We all know that students can suffer from mental ill-health at university – but what about post-graduation depression? Uni is supposed to be the best 3 years of your life, so when it is over it is no wonder graduates are living with depression and anxiety about what’s to come.
“Enjoy it while it lasts” and “make the most of it – time goes so fast” are both examples of a plethora of clichés that potential and current students are constantly blasted with, but it isn’t doing their mental health any good.
What happens once these best 3 years of glory days are over? The mortarboard is on and there’s a row of students smiling ear to ear, clutching their certificates showcasing years’ worth of hard work, hangovers and great experiences?
But what happens next?
Some post grads end up living with depression and anxiety. One in four students suffer depression once their studies finish and this because they feel they have no purpose anymore; they are thrown into the big wide world with a piece of paper and the best knowledge being how to pre drink in 15 minutes.

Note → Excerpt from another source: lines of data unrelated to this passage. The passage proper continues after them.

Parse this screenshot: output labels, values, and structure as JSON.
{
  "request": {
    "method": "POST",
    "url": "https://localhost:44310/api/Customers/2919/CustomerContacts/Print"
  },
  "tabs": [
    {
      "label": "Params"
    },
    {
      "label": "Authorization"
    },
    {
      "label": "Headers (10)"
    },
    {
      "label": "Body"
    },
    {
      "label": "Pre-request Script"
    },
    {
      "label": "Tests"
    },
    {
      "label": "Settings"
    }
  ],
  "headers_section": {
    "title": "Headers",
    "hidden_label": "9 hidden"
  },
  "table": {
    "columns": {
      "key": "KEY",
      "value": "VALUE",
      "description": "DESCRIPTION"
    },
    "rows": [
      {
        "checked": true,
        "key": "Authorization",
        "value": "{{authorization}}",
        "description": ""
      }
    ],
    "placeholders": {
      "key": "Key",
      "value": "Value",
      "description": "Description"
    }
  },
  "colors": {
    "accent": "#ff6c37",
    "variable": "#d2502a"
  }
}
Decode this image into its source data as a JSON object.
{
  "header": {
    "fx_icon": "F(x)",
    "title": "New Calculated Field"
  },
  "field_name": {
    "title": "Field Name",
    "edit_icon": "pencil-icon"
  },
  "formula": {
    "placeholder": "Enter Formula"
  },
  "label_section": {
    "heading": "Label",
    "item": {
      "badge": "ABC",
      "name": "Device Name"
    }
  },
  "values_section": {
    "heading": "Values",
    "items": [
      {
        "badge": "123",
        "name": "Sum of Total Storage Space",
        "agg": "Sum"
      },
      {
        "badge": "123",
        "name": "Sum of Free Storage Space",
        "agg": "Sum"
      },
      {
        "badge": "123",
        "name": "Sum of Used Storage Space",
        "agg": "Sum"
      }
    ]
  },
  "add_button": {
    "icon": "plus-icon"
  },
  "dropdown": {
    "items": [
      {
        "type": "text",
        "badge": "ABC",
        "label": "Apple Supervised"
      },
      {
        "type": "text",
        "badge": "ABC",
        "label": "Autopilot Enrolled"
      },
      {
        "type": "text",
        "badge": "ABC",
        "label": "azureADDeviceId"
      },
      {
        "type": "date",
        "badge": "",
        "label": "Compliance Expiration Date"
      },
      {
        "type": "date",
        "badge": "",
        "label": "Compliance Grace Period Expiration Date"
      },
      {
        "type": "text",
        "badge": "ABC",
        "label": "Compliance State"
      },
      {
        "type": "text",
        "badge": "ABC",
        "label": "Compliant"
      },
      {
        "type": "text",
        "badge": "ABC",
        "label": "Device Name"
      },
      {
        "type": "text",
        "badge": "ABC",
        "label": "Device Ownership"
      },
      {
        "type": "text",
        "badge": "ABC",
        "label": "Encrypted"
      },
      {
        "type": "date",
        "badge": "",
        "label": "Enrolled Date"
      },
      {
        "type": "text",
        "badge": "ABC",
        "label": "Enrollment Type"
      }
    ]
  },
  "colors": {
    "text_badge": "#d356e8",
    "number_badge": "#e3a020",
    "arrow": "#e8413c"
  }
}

One of the main causes of post grad blues is moving back home. This is because it feels like a step backwards; a regression If you will. Students want to be coming out of university as changed boys and girls who are ready to take the world by storm, so by moving back in with mummy and daddy they feel they have become children again. Students are sad to have gone back to a world where they become dependent and restricted; lacking the funds to move out.
Post-university depression is nothing like the aftermath of a party. It is a serious matter in dire need of addressing. There is plenty of help for students who either feel like they have lost their independence or that fear change and the unknown.
Studying for a degree is hard enough and it brings its own stresses and hardships, and students should not be disheartened or discouraged by anyone who devalues what they are doing. I believe it should be acknowledged that help is within reach, if the post-university prospects do not exceed or live up to expectations that students may have for their futures, so post grads don’t feel alone.
Here are a couple things to consider to tackle post grad blues:
1. Speak to a family member or friend so they understand how you are feeling.
2. Understand that it is completely normal to come away from university without a grad job straight away
3. Seek medical help or guidance. There are plenty of self-help platforms such as The British Association for Counselling and Psychotherapy (BACP). The BACP stresses that feeling restricted because you are now dependant on your parents with no real structure, and panicking about your future are extremely common and nothing to be scared or ashamed of and they are here to help.
4. Accept that the unknown is scary but also exciting. The next chapter of your life is about to begin!
5. Talk to other graduates: I promise you there are a million other people feeling the same as you.
Life changes and you are sometimes going to be out of control of your own life. Of course, some initial resistance is natural when you become a post grad, but it is really important to allow yourself some time to initially freak out. But then, positively breakdown the aspects to the changing decision or event and mentally assess them with the help of a friend or medical professional.
Remember you are not alone and the post grad blues is common.